Publishers: EA Games
Just to clarify, this is not a review of SimCity. We can't provide you with a value judgement on the finished product just yet, and we certainly wouldn't feel comfortable picking apart the nuances of the city-building experiences we've been enjoying.
Mainly because there haven't been any.
Put simply, EA's launch of SimCity has been an embarrassing failure for all concerned. First of all, there was the pricing. A quick pop into your local GAME will see SimCity listed for sale at a price point of £42.99. That's more than most console games! It's been dictated by a digital price point on Origin that is frankly ludicrous. But don't forget, that's not for the full game. You see, EA pulled a bunch of stuff out of the game so that they could make gullible folk shell out for a Super Bumper Wicked Awesome Digital Deluxe version of the game. Don't be fooled. That's the full game. For £65.
Secondly, there's the small issue that once you've sold your grandmother for the privilege of dabbling in virtual civics, the game doesn't work, not reliably anyway. The chief concern for EVERYONE when it comes to this game has persistently proven to be the always-connected requirement. We will readily admit that we loved the idea of connected cities co-existing with one another, but let's be honest, Maxis could easily have bolted on a little offline sandbox mode if they'd wanted (or been permitted?) to. But tales of gamers waiting for hours just to unlock the game that they've bought, then sitting in server queues for long periods of time, before finally (if lucky) reaching the main menu of the game itself only to be told that the servers are once again offline and cities can't be loaded, make for a situation that has only gotten worse since Tuesday morning.

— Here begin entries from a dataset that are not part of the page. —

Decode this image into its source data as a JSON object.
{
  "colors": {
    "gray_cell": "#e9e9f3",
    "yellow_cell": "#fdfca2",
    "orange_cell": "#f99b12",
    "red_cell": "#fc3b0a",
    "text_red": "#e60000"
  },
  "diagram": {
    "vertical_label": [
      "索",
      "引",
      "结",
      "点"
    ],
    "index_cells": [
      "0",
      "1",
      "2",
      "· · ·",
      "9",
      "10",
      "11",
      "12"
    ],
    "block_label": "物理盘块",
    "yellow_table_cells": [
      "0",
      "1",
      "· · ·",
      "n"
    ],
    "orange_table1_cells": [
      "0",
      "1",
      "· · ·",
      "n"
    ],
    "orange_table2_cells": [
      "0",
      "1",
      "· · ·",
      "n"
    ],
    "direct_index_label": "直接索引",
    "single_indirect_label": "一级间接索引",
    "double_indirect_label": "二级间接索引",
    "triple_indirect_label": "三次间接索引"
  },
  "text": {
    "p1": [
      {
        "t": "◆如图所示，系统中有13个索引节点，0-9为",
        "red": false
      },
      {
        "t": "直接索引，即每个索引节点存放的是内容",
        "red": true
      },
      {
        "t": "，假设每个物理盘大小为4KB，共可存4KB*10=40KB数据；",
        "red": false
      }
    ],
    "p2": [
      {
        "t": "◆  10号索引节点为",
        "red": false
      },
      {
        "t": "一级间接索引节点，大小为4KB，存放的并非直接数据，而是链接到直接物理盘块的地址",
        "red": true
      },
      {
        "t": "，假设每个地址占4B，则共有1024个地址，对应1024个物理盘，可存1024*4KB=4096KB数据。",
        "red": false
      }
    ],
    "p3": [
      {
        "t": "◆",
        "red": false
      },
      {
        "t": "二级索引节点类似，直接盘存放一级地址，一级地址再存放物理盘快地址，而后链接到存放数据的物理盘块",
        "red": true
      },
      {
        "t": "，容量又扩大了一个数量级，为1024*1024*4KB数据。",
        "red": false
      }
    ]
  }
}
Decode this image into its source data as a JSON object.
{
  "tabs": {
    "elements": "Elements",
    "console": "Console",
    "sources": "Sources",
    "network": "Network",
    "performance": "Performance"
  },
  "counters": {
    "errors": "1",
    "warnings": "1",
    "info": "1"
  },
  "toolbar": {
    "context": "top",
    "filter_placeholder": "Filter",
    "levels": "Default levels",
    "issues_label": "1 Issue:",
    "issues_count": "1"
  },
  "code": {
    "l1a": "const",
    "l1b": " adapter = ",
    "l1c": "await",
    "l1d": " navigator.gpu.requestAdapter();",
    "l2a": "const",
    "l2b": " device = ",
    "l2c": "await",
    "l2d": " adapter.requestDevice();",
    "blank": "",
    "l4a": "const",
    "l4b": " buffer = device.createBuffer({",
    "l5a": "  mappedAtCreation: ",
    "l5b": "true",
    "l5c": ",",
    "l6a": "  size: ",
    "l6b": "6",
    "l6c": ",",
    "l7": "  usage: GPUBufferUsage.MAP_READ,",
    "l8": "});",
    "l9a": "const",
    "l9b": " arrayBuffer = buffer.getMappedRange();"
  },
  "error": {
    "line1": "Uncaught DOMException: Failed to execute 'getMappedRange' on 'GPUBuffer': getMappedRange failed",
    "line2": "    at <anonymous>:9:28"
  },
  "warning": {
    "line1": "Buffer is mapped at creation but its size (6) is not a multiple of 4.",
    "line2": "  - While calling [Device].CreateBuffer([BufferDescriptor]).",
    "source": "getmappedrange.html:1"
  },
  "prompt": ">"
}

Hilariously, some sites have deemed it acceptable to run "reviews" of an always-online game conducted in a closed environment on private servers that no consumer has access to. We strongly advise you to ignore all of them. Just look at Polygon's yo-yo-ing score: a prime example of a clusterfuck conducted by veterans who really ought to have known better.
Worse yet, those reviews refer to a game that doesn't exist! Much as you might throw suitcases and seats and fat people out of a damaged plane to try and prevent a spiralling deadly descent, EA have been ripping out game features in the hopes that it might alleviate the hopelessly inadequate server-load. To be honest, we reckon it would be easier if they just took everyone's money, and then banned anyone who complained. The real problem, you see, are the players. Thin the herd, then everything will be fine.
We joke, but then a chatlog with an EA rep went viral and revealed that not only are the company refusing to reimburse disgruntled gamers who decided to buy the game digitally, but many retailers are refusing returns on opened copies of the game. To be fair, that's been standard procedure when it comes to software for a long time, indeed protocol is the only thing EA have been hiding behind; but when you're shipping an unplayable game it becomes incredibly contentious.
Oh, and if that wasn't bad enough, if you don't like it, you'll probably get banned. EA have denied this on Twitter, but one wonders why on earth the rep would possibly have gone off-book with talk of the banhammer.
To tell the truth, the EU experience (that we've had) has been touch and go. At times we've logged on absolutely fine, and managed to play for anywhere between 10-100 mins without getting unceremoniously booted. At others, it's been a gruelling process of frustration. The inconsistencies are such that, more often than not, cities and regions we've been working in have completely failed to save if the connection drops, and the game is riddled with little bugs.
Things could be worse, though. Spare a thought for the poor souls in Asia who've not actually got servers of their own because, as an EA Korea rep put it, of "piracy". The irony of not being able to play something that you've paid for, when you could easily play something for which you've not elsewhere, is hopefully not lost on EA.
We don't have an issue with the always-connected idea in theory. But when you build a product around a core mechanic, and then completely fail to deliver on that mechanic, there's every right for customers to be livid. This should have been an opportunity for EA to gloriously outline their roadmap going forward, and justify the tough decisions they made for this game. Instead, SimCity's launch crumbled under the weight of expectation, with EA showing a complete disregard for customer service, and a potentially exciting game has been marred by completely avoidable vilification. Right now, those user review scores are a much, much fairer reflection of SimCity's current state than anything a critical site has pumped out. At least people are talking about the game, that's a small victory, right?
You could call this launch week many things - we particularly like clusterfuck, omnishambles, comedy of errors, and publisher seppuku - but victorious would not be among the words you'd use.